Now, we all know nobody is born “pure,” for we are all born into sin through Adam. It may take a few months to realize it, but all babies are born sinners who need atonement. Otherwise, why else would we need a book about how to sacrifice and atone for sin properly? Why else would it be so important for this particular book to be the first one taught to children?  

But there is One who knew no sin, original or otherwise. (2 Corinthians 5:21). And He, the Word made flesh (John 1:140, also would have been taught from the Torah as a young boy. Interestingly, the One who would grow up, and Himself be the sacrifice for all sin, would have been taught “how to sacrifice” as His first Biblical lesson.  

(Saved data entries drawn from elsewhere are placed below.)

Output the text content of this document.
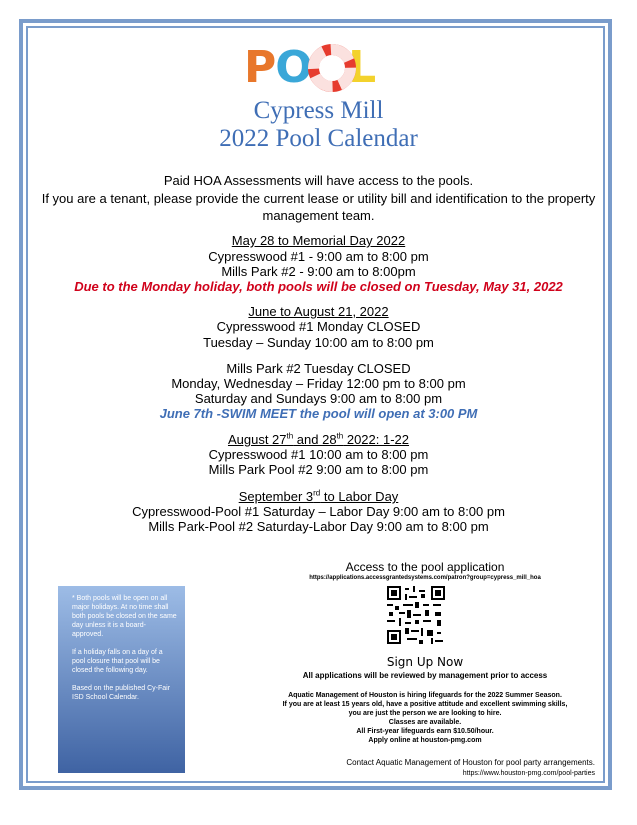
PO L
Cypress Mill
2022 Pool Calendar
Paid HOA Assessments will have access to the pools.
If you are a tenant, please provide the current lease or utility bill and identification to the property
management team.
May 28 to Memorial Day 2022
Cypresswood #1 - 9:00 am to 8:00 pm
Mills Park #2 - 9:00 am to 8:00pm
Due to the Monday holiday, both pools will be closed on Tuesday, May 31, 2022
June to August 21, 2022
Cypresswood #1 Monday CLOSED
Tuesday – Sunday 10:00 am to 8:00 pm
Mills Park #2 Tuesday CLOSED
Monday, Wednesday – Friday 12:00 pm to 8:00 pm
Saturday and Sundays 9:00 am to 8:00 pm
June 7th -SWIM MEET the pool will open at 3:00 PM
August 27th and 28th 2022: 1-22
Cypresswood #1 10:00 am to 8:00 pm
Mills Park Pool #2 9:00 am to 8:00 pm
September 3rd to Labor Day
Cypresswood-Pool #1 Saturday – Labor Day 9:00 am to 8:00 pm
Mills Park-Pool #2 Saturday-Labor Day 9:00 am to 8:00 pm

* Both pools will be open on all major holidays. At no time shall both pools be closed on the same day unless it is a board-approved.

If a holiday falls on a day of a pool closure that pool will be closed the following day.

Based on the published Cy-Fair ISD School Calendar.

Access to the pool application
https://applications.accessgrantedsystems.com/patron?group=cypress_mill_hoa
Sign Up Now
All applications will be reviewed by management prior to access
Aquatic Management of Houston is hiring lifeguards for the 2022 Summer Season.
If you are at least 15 years old, have a positive attitude and excellent swimming skills,
you are just the person we are looking to hire.
Classes are available.
All First-year lifeguards earn $10.50/hour.
Apply online at houston-pmg.com
Contact Aquatic Management of Houston for pool party arrangements.
https://www.houston-pmg.com/pool-parties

Chapters 1-7 define the laws of sacrifice for the individual, the congregation, and the priests. Chapters 8-10 describe the inauguration of worship in the completed Tabernacle. Chapters 11-17 deal with the laws of clean and unclean, purity, and purification, culminating in the institution of the Day of Atonement. (It also explains why you can’t order a cheeseburger or shrimp and lobster at most restaurants in Israel!) Chapters 18-26 legislate marriage, personal and social ethics (Thou shalt love thy neighbor as thyself), the Sacred Festivals, and land tenure. It concludes with a solemn exhortation on the connection between religion and national welfare, a subject that is probably on every believer’s mind at this season of American history!!

If you have never read Leviticus, you probably have an “Oy vey!” (Woe is me!) attitude about the endeavor. Stick with it because Leviticus is quite dynamic, and it is so easy that even a Jewish child could grasp it! Are you smarter than a Jewish 5th grader?